If the National Party had got its way three elections ago, then this year the Maori seats would have been abolished.
That policy never became a reality because the Maori Party negotiated it out of existence, and since then the Prime Minister has maintained that retaining or abolishing the Maori seats is a decision for Maori.
The Maori Party has been in a formal governing arrangement with National since the 2008 election, a relationship which has been much criticised but which the party again chose to enter into after this year's election.
The party's co-leaders past and present have maintained that they can make more change for Maori by being at the decision-making table, than outside "throwing stones".
And the Maori Party has made gains - it could be argued that it has achieved more than the Government's other support partners combined.
Aside from saving the Maori seats, under persistent negotiating by the Maori Party it was the National-led Government that signed United Nations Declaration on the Rights of of Indigenous Peoples, something that the former Labour-led Government would not do.
Tariana Turia's Whanau Ora may have its detractors and it has had a few bumps, but it is an innovative model for whanau-driven service delivery.
Whanau Ora is the kind of model that the party wants to expand into other areas of economic development as it makes incremental steps towards self-determination for Maori.
The Maori Party says in total it has secured about $3 billion in budget gains over a range of policy areas since 2008.
The flying of the Tino Rangatiratanga flag on the Auckland harbour bridge on Waitangi Day may seem a symbolic win - but as former Labour MP Shane Jones conceded, it means a lot to rangatahi (young people).
Mr Jones - who constantly ridiculed all of the Maori Party's achievements as symbolic finally admitted in his exit interview with Radio New Zealand that they actually were important.
He said rangatahi were looking for the iconic symbolic expression of who they are, where they are in their country and things like seeing the Tino Rangatiratanga flag fly was hugely important to them.
But over and above tangible gains, the Maori Party has tempered a National-led Government which had spent much of its time in opposition espousing one law for all type policies.
John Key himself says his is a better Government for its involvement with the Maori Party.
Mr Key's popularity and his continued centrist position on policy for Maori may help slowly change the entrenched racism that is still apparent in many parts of wider New Zealand and that has to be a good thing.
But the difficulty for the Maori Party is that while it has made gains, it is also in a relationship with a party that has raised GST and tightened up welfare, and is now selling off more state houses and reducing workers' rights.
These policies affect many Maori and the Maori Party will continue to be criticised for its relationship with National - even if it opposes some of those policies.

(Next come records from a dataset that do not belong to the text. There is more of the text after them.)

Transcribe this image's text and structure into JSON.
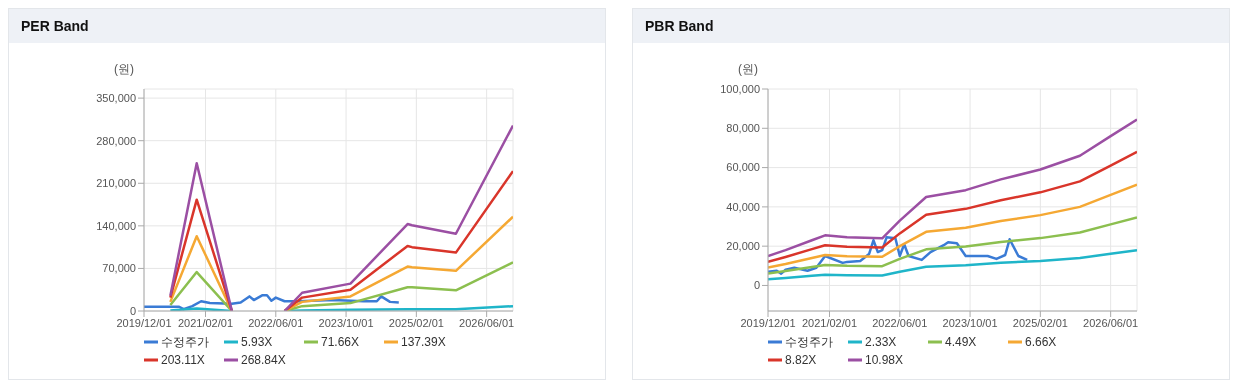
{
  "chart_data": [
    {
      "type": "line",
      "title": "PER Band",
      "ylabel": "(원)",
      "xlim": [
        "2019-12",
        "2026-12"
      ],
      "ylim": [
        0,
        365000
      ],
      "xticks": [
        {
          "value": "2019-12-01",
          "label": "2019/12/01"
        },
        {
          "value": "2021-02-01",
          "label": "2021/02/01"
        },
        {
          "value": "2022-06-01",
          "label": "2022/06/01"
        },
        {
          "value": "2023-10-01",
          "label": "2023/10/01"
        },
        {
          "value": "2025-02-01",
          "label": "2025/02/01"
        },
        {
          "value": "2026-06-01",
          "label": "2026/06/01"
        }
      ],
      "yticks": [
        0,
        {
          "value": 70000,
          "label": "70,000"
        },
        {
          "value": 140000,
          "label": "140,000"
        },
        {
          "value": 210000,
          "label": "210,000"
        },
        {
          "value": 280000,
          "label": "280,000"
        },
        {
          "value": 350000,
          "label": "350,000"
        }
      ],
      "grid": true,
      "legend": "bottom",
      "marker": "none",
      "line_style": "solid",
      "x": [
        "2020-06",
        "2020-12",
        "2021-08",
        "2022-02",
        "2022-08",
        "2022-12",
        "2023-11",
        "2024-12",
        "2025-01",
        "2025-11",
        "2026-12"
      ],
      "series": [
        {
          "name": "수정주가",
          "color": "#3a7bd5",
          "x": [
            "2019-12",
            "2020-08",
            "2020-09",
            "2020-11",
            "2021-01",
            "2021-03",
            "2021-08",
            "2021-10",
            "2021-12",
            "2022-01",
            "2022-03",
            "2022-04",
            "2022-05",
            "2022-06",
            "2022-08",
            "2022-11",
            "2023-07",
            "2024-02",
            "2024-05",
            "2024-06",
            "2024-08",
            "2024-10"
          ],
          "values": [
            7000,
            7000,
            3000,
            8000,
            16000,
            13000,
            12000,
            14000,
            24000,
            18000,
            26000,
            26000,
            17000,
            22000,
            16000,
            16000,
            18000,
            16000,
            16000,
            24000,
            15000,
            14000
          ]
        },
        {
          "name": "5.93X",
          "color": "#1fb5c9",
          "values": [
            1000,
            4000,
            0,
            null,
            0,
            1000,
            2000,
            3000,
            3000,
            3000,
            8000
          ]
        },
        {
          "name": "71.66X",
          "color": "#8cbf4f",
          "values": [
            10000,
            64000,
            0,
            null,
            0,
            8000,
            13000,
            39000,
            39000,
            34000,
            80000
          ]
        },
        {
          "name": "137.39X",
          "color": "#f5a833",
          "values": [
            15000,
            123000,
            0,
            null,
            0,
            15000,
            24000,
            73000,
            72000,
            66000,
            155000
          ]
        },
        {
          "name": "203.11X",
          "color": "#d9352a",
          "values": [
            22000,
            183000,
            0,
            null,
            0,
            22000,
            35000,
            107000,
            105000,
            96000,
            230000
          ]
        },
        {
          "name": "268.84X",
          "color": "#9b4fa3",
          "values": [
            25000,
            243000,
            0,
            null,
            0,
            30000,
            45000,
            143000,
            141000,
            127000,
            305000
          ]
        }
      ]
    },
    {
      "type": "line",
      "title": "PBR Band",
      "ylabel": "(원)",
      "xlim": [
        "2019-12",
        "2026-12"
      ],
      "ylim": [
        -13000,
        100000
      ],
      "xticks": [
        {
          "value": "2019-12-01",
          "label": "2019/12/01"
        },
        {
          "value": "2021-02-01",
          "label": "2021/02/01"
        },
        {
          "value": "2022-06-01",
          "label": "2022/06/01"
        },
        {
          "value": "2023-10-01",
          "label": "2023/10/01"
        },
        {
          "value": "2025-02-01",
          "label": "2025/02/01"
        },
        {
          "value": "2026-06-01",
          "label": "2026/06/01"
        }
      ],
      "yticks": [
        0,
        {
          "value": 20000,
          "label": "20,000"
        },
        {
          "value": 40000,
          "label": "40,000"
        },
        {
          "value": 60000,
          "label": "60,000"
        },
        {
          "value": 80000,
          "label": "80,000"
        },
        {
          "value": 100000,
          "label": "100,000"
        }
      ],
      "grid": true,
      "legend": "bottom",
      "marker": "none",
      "line_style": "solid",
      "x": [
        "2019-12",
        "2020-04",
        "2020-10",
        "2021-01",
        "2021-06",
        "2022-02",
        "2022-06",
        "2022-12",
        "2023-09",
        "2024-05",
        "2025-02",
        "2025-11",
        "2026-06",
        "2026-12"
      ],
      "series": [
        {
          "name": "수정주가",
          "color": "#3a7bd5",
          "x": [
            "2019-12",
            "2020-02",
            "2020-03",
            "2020-04",
            "2020-06",
            "2020-09",
            "2020-11",
            "2021-01",
            "2021-05",
            "2021-06",
            "2021-09",
            "2021-11",
            "2021-12",
            "2022-01",
            "2022-02",
            "2022-03",
            "2022-05",
            "2022-06",
            "2022-07",
            "2022-08",
            "2022-11",
            "2023-01",
            "2023-04",
            "2023-05",
            "2023-07",
            "2023-09",
            "2024-02",
            "2024-04",
            "2024-06",
            "2024-07",
            "2024-09",
            "2024-11"
          ],
          "values": [
            7000,
            7500,
            6000,
            8000,
            9000,
            7500,
            9000,
            15000,
            11500,
            12000,
            12500,
            16000,
            23000,
            17000,
            18000,
            24500,
            24000,
            15000,
            21000,
            15000,
            13000,
            17000,
            20500,
            22000,
            21500,
            15000,
            15000,
            13500,
            15500,
            23500,
            15000,
            13000
          ]
        },
        {
          "name": "2.33X",
          "color": "#1fb5c9",
          "values": [
            3200,
            3800,
            4900,
            5400,
            5200,
            5100,
            7000,
            9500,
            10300,
            11500,
            12500,
            14000,
            16100,
            17900
          ]
        },
        {
          "name": "4.49X",
          "color": "#8cbf4f",
          "values": [
            6100,
            7400,
            9400,
            10400,
            10000,
            9800,
            13500,
            18400,
            19800,
            22100,
            24100,
            27000,
            31100,
            34600
          ]
        },
        {
          "name": "6.66X",
          "color": "#f5a833",
          "values": [
            9100,
            10900,
            14000,
            15500,
            14900,
            14600,
            20000,
            27300,
            29400,
            32800,
            35800,
            40000,
            46100,
            51300
          ]
        },
        {
          "name": "8.82X",
          "color": "#d9352a",
          "values": [
            12000,
            14500,
            18500,
            20500,
            19700,
            19300,
            26500,
            36000,
            39000,
            43400,
            47400,
            53000,
            61000,
            68000
          ]
        },
        {
          "name": "10.98X",
          "color": "#9b4fa3",
          "values": [
            15000,
            18000,
            23000,
            25500,
            24500,
            24000,
            33000,
            45000,
            48500,
            54000,
            59000,
            66000,
            76000,
            84500
          ]
        }
      ]
    }
  ]
}
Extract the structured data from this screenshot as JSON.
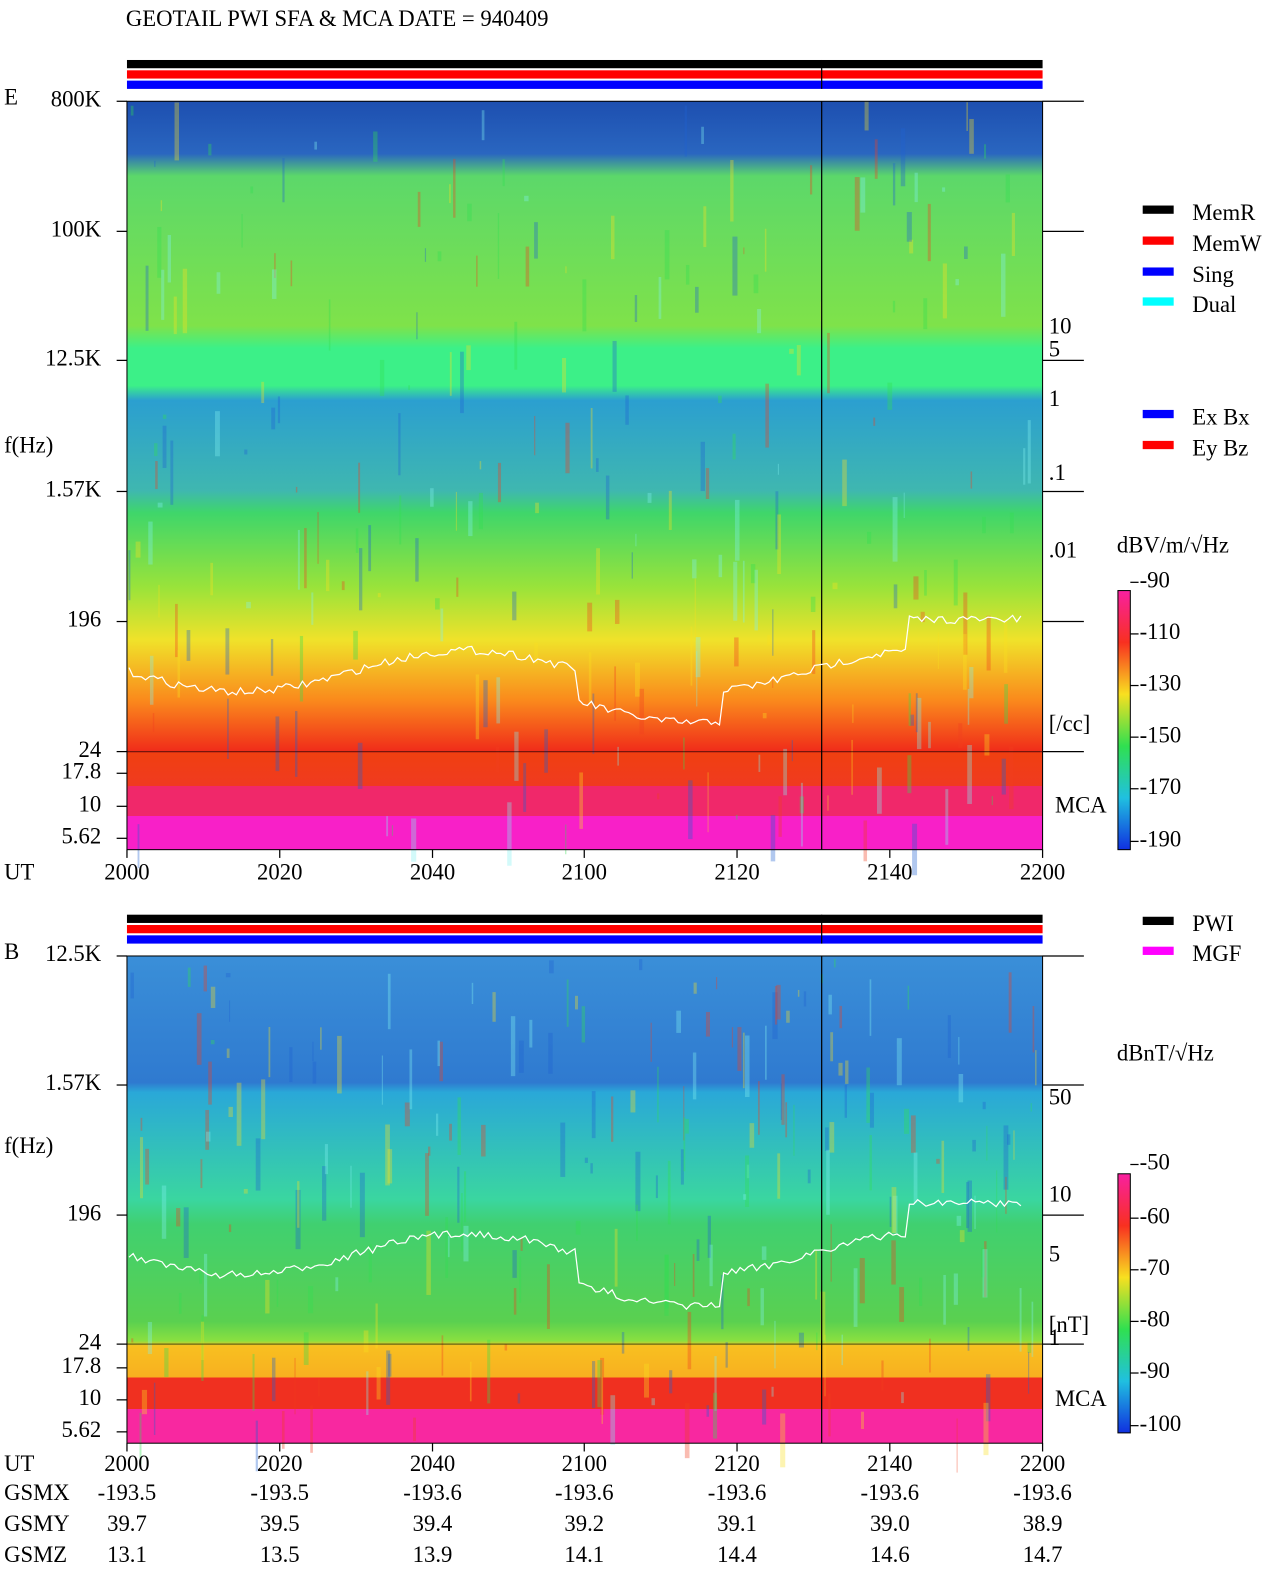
{
  "title": "GEOTAIL  PWI SFA & MCA   DATE = 940409",
  "panels": [
    {
      "label": "E",
      "y_axis_title": "f(Hz)",
      "x_axis_title": "UT",
      "freq_labels": [
        "800K",
        "100K",
        "12.5K",
        "1.57K",
        "196",
        "24",
        "17.8",
        "10",
        "5.62"
      ],
      "time_labels": [
        "2000",
        "2020",
        "2040",
        "2100",
        "2120",
        "2140",
        "2200"
      ],
      "density_labels": [
        "10",
        "5",
        "1",
        ".1",
        ".01",
        "[/cc]"
      ],
      "mca_label": "MCA",
      "legend": [
        "MemR",
        "MemW",
        "Sing",
        "Dual",
        "Ex Bx",
        "Ey Bz"
      ],
      "colorbar_title": "dBV/m/√Hz",
      "colorbar_ticks": [
        "-90",
        "-110",
        "-130",
        "-150",
        "-170",
        "-190"
      ]
    },
    {
      "label": "B",
      "y_axis_title": "f(Hz)",
      "x_axis_title": "UT",
      "freq_labels": [
        "12.5K",
        "1.57K",
        "196",
        "24",
        "17.8",
        "10",
        "5.62"
      ],
      "time_labels": [
        "2000",
        "2020",
        "2040",
        "2100",
        "2120",
        "2140",
        "2200"
      ],
      "density_labels": [
        "50",
        "10",
        "5",
        "1",
        "[nT]"
      ],
      "mca_label": "MCA",
      "legend": [
        "PWI",
        "MGF"
      ],
      "colorbar_title": "dBnT/√Hz",
      "colorbar_ticks": [
        "-50",
        "-60",
        "-70",
        "-80",
        "-90",
        "-100"
      ]
    }
  ],
  "orbit": {
    "rows": [
      {
        "name": "GSMX",
        "values": [
          "-193.5",
          "-193.5",
          "-193.6",
          "-193.6",
          "-193.6",
          "-193.6",
          "-193.6"
        ]
      },
      {
        "name": "GSMY",
        "values": [
          "39.7",
          "39.5",
          "39.4",
          "39.2",
          "39.1",
          "39.0",
          "38.9"
        ]
      },
      {
        "name": "GSMZ",
        "values": [
          "13.1",
          "13.5",
          "13.9",
          "14.1",
          "14.4",
          "14.6",
          "14.7"
        ]
      }
    ]
  }
}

The current and critical issue for the Maori Party, however, is its support base, which continues to dwindle.
If it has achieved so much then why did voters in the Maori seats turn back to Labour - a party in opposition and unable to engender any real change?
Why, if it is the voice for Maori at the Government table, did its party vote slip?
As the party goes into its Annual General Meeting this weekend it will need to ask hard questions of itself and figure out how it can turn its fortunes around.
The Maori Party does vote against Government policy on a regular basis, but it needs to be louder in its opposition so voters hear it.
While this is now even more difficult than before with just two MPs, it needs to talk about itself more and present its message more clearly.
Mr Key is right - the Government is better for being close to the Maori Party, but more broadly Parliament is a better place for having an indigenous political party and it would be a shame if it was to fade away.